War and Liberty
On Wednesday I was asked to join a panel discussion of this development on WTTW's Chicago Tonight program. I was flanked by an editor of a political blog and a national security expert. Despite a substantive dialogue, we all seemed to agree that this decision isn't all that controversial given the fact that we are at war.
The Pentagon relies extensively on the Internet (its own creation, mind you) for precision bombing, and excessive bandwidth usage could compromise its integrity, undermine military missions, and place our troops in harm's way. Moreover, it is well known that soldiers sacrifice some of their liberties as a condition of their service (the Ehren Watada case is exploring the limits of this balance). Finally, the Supreme Court last year, in a 5-4 decision, curtailed the workplace free speech rights of government employees, making a distinction between rights of a citizen vs. those of an employee.
This liberty-security balance also has implications on the home front. Four states have either enacted laws or are in the process of considering legislation restricting the use of images of fallen soldiers on t-shirts or other items for commercial use without the permission the appropriate family. Commercial speech rights, while more restricted than those pertaining to political speech, could be undermined if these laws are applied.

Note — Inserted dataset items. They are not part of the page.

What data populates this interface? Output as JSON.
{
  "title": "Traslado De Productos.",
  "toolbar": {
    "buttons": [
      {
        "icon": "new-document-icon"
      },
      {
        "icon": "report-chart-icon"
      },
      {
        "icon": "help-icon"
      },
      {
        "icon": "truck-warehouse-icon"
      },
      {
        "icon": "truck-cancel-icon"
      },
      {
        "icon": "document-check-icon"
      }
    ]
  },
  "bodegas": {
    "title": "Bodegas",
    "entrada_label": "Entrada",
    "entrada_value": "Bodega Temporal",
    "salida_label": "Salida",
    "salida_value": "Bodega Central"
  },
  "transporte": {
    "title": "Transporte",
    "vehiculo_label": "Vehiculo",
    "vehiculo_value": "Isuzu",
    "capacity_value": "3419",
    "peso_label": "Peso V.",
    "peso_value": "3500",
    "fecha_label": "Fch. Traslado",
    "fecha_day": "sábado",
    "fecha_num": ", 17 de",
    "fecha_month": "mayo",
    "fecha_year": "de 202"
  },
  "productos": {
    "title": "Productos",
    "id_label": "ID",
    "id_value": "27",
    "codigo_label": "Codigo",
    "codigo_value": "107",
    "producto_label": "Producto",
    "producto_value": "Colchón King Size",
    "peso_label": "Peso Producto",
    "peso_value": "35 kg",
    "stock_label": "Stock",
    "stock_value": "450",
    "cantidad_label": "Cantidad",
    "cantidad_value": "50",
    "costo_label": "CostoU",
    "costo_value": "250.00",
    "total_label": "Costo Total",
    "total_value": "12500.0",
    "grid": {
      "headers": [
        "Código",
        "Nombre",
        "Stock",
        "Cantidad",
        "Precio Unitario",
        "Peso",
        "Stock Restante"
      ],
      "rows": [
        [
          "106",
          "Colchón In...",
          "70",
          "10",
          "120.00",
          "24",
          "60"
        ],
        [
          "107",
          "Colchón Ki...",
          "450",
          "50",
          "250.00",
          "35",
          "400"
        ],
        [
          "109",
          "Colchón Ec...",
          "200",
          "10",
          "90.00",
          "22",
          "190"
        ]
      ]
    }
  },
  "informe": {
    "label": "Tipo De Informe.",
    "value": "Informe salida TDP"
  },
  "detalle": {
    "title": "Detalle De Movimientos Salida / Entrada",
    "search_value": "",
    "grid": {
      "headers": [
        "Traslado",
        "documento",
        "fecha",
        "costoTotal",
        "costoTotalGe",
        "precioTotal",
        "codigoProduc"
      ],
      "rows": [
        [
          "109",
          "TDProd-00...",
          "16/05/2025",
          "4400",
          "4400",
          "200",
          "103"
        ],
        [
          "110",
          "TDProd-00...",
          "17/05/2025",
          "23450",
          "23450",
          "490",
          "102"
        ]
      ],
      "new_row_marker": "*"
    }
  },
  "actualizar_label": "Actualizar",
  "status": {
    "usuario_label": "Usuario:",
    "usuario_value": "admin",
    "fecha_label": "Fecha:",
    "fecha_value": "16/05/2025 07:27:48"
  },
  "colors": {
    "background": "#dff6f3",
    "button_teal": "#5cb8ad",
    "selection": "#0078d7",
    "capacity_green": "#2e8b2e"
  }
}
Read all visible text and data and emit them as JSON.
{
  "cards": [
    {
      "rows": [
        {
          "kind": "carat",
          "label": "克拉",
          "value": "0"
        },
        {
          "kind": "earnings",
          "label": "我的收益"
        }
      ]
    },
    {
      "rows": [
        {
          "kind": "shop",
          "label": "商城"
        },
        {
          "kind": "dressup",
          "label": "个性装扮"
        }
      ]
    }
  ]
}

Another issue concerns aerial imagery available through Internet servers like Yahoo and Google that selectively obscures certain locations deemed vulnerable to terrorist attacks. The San Francisco Chronicle found disparities in censorship across sites, and no legal requirement for such limitations. In this age of terrorist threats, it strikes me as a bit alarming that imagery of nuclear power plants and the like is available for public surveillance worldwide.
Regardless of where one stands on the ideological spectrum, we are without doubt in the process of finding our bearings in a new era. The liberty-security continuum is enduring expected shifts, and as citizens it is important to track these developments and to voice our opinions about an appropriate balance. MySpace, t-shirts, and Google Earth are but a few battlefields in this uncharted war.